In a major resolution to one of the global banking sector’s most complex cross-border corporate scandals, Bank of Baroda (BoB) has entered into an out-of-court settlement to pay $600 million (approximately ₹5,700 crore) to the administrators of the collapsed UAE healthcare giant NMC Health.
The landmark agreement, finalized via regulatory filings on July 2, 2026, completely brings down the curtain on years of intense, high-stakes litigation spanning multiple legal jurisdictions in London and Abu Dhabi.
1. The Paradox: Why is a Lender Paying the Borrower?
In traditional banking collapses, lenders fight to recover money from the borrower. The NMC Health case turned this dynamic on its head.
NMC Health, founded by billionaire NRI B.R. Shetty, spectacularly imploded in 2020 after a forensic audit exposed over $4 billion in hidden, undisclosed debt and a multi-year accounting fraud totaling close to $6.6 billion.
When the joint administrators—Alvarez & Marsal—took over the estate to piece together money for thousands of stranded global creditors, they turned their sights onto Bank of Baroda.
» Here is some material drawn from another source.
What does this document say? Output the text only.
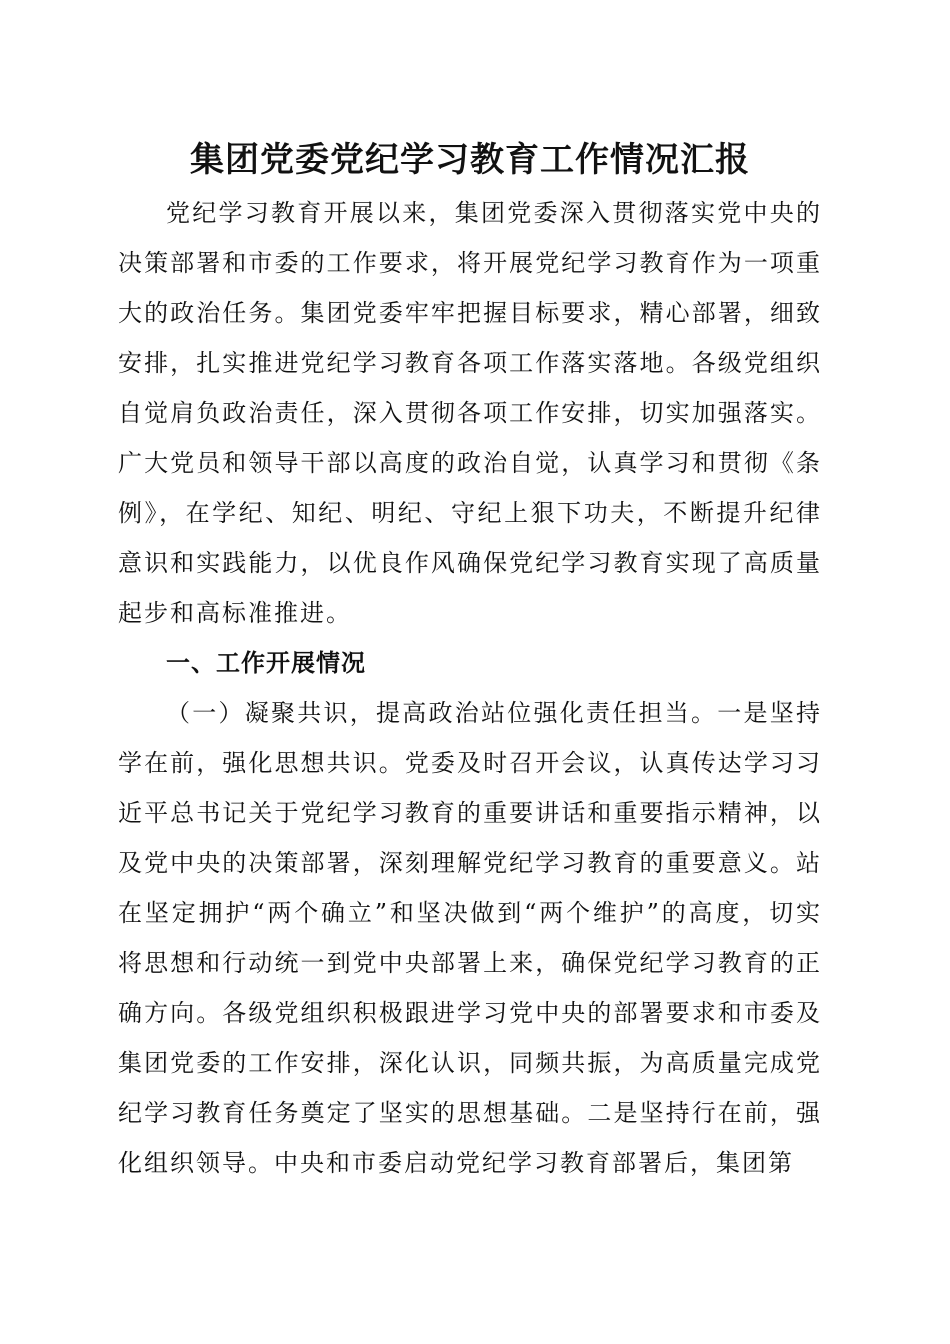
集团党委党纪学习教育工作情况汇报

党纪学习教育开展以来，集团党委深入贯彻落实党中央的决策部署和市委的工作要求，将开展党纪学习教育作为一项重大的政治任务。集团党委牢牢把握目标要求，精心部署，细致安排，扎实推进党纪学习教育各项工作落实落地。各级党组织自觉肩负政治责任，深入贯彻各项工作安排，切实加强落实。广大党员和领导干部以高度的政治自觉，认真学习和贯彻《条例》，在学纪、知纪、明纪、守纪上狠下功夫，不断提升纪律意识和实践能力，以优良作风确保党纪学习教育实现了高质量起步和高标准推进。

一、工作开展情况

（一）凝聚共识，提高政治站位强化责任担当。一是坚持学在前，强化思想共识。党委及时召开会议，认真传达学习习近平总书记关于党纪学习教育的重要讲话和重要指示精神，以及党中央的决策部署，深刻理解党纪学习教育的重要意义。站在坚定拥护“两个确立”和坚决做到“两个维护”的高度，切实将思想和行动统一到党中央部署上来，确保党纪学习教育的正确方向。各级党组织积极跟进学习党中央的部署要求和市委及集团党委的工作安排，深化认识，同频共振，为高质量完成党纪学习教育任务奠定了坚实的思想基础。二是坚持行在前，强化组织领导。中央和市委启动党纪学习教育部署后，集团第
As a primary lender with deep operational exposure in the UAE, BoB found itself dragged into the litigation under aggressive claims:
- The Allegations of Negligence: The administrators alleged that Bank of Baroda was grossly negligent in its anti-money laundering (AML) and KYC checks, processing millions of dollars in payments linked to “sham” suppliers and fake invoices.
- Allowing Value Erosion: The lawsuits argued that BoB’s continuing credit extensions inadvertently allowed NMC’s rogue management to continue hiding its insolvency from the broader market, artificially prolonging operations and increasing the ultimate loss pool for other global bondholders.
Rather than face years of high-cost international trials—the main trial in the Abu Dhabi Global Market (ADGM) courts had already commenced on March 23, 2026—Bank of Baroda’s leadership opted to make the absolute $600 million cash payout to completely cap its downside legal risks.
2. Terms of the Multi-Jurisdictional Deal
The multi-billion-rupee settlement completely cleans the slate for the state-owned Indian lender, routed directly through its primary international hub:
[ THE LITIGATION CLOSURE PIPELINE ]
$600M (₹5,700 Cr) Payout ──► Funded via BoB Abu Dhabi Branch ──► Transferred to NMC Estate Pool
│
┌───────────────────────────────────────────────────────────────────┘
▼
[ FULL LEGAL WITHDRAWAL ]
├── ADGM Court of First Instance: Lawsuits officially DISCONTINUED
└── England & Wales High Court: Remaining claims in process of dismissal
- Zero Admission of Guilt: The exchange filing explicitly underscores that the settlement involves absolutely no admission of liability, collusion, or wrongdoing by either Bank of Baroda or the NMC administrators.
- Total Indemnity: The bank’s total civil liability regarding the entire NMC Group collapse is legally capped at this exact $600 million sum.
- The Hunt for Promoters Continues: While Bank of Baroda has successfully exited the line of fire, the legal teams at Quinn Emanuel (representing the administrators) confirmed that their multi-billion-dollar fraud cases against founder Dr. B.R. Shetty and former CEO Prasanth Manghat remain ongoing.
3. Financial Shockwaves & Balance Sheet Impact
To put the scale of the ₹5,700 crore settlement into perspective, the payment is nearly identical to the entire net profit of ₹5,616 crore Bank of Baroda reported for Q4 of the previous fiscal year.
Unsurprisingly, the stock market reacted swiftly to the massive cash outflow disclosure, with Bank of Baroda shares tumbled over 4.1% to close at ₹260.15 on the BSE as investors scrambled to digest the immediate hit to the bank’s upcoming quarterly bottom line.
| Balance Sheet Metric | Impact & Accounting Treatment | Strategic Outlook |
| Exposure vs. Payout | The $600M payout is more than double the original $253M direct loan exposure BoB held with NMC in 2020. | A steep premium paid purely to eliminate systemic legal liability. |
| Earnings Cushion | The exact bottom-line hit depends on the level of historical provisions BoB accumulated against this toxic asset over the past six years. | If highly provisioned, write-backs will heavily soften the net earnings blow in the Q1 FY27 print. |
| Operational Health | Timed alongside robust business metrics: Q1 FY27 domestic deposits rose 14.7% (₹14.2 lakh cr) and advances jumped 16.1% (₹11.5 lakh cr). | The core commercial engine remains highly resilient, framing this as a painful but manageable one-off event. |
Ultimately, while the massive ₹5,700 crore check cuts deep into the public sector lender’s immediate capital reserves, the deal effectively removes a dark, multi-year cloud of legal uncertainty that had heavily weighed on Bank of Baroda’s international books. By buying its way out of the Abu Dhabi courts, the bank can finally close the chapter on India’s most expensive corporate lesson in cross-border credit oversight.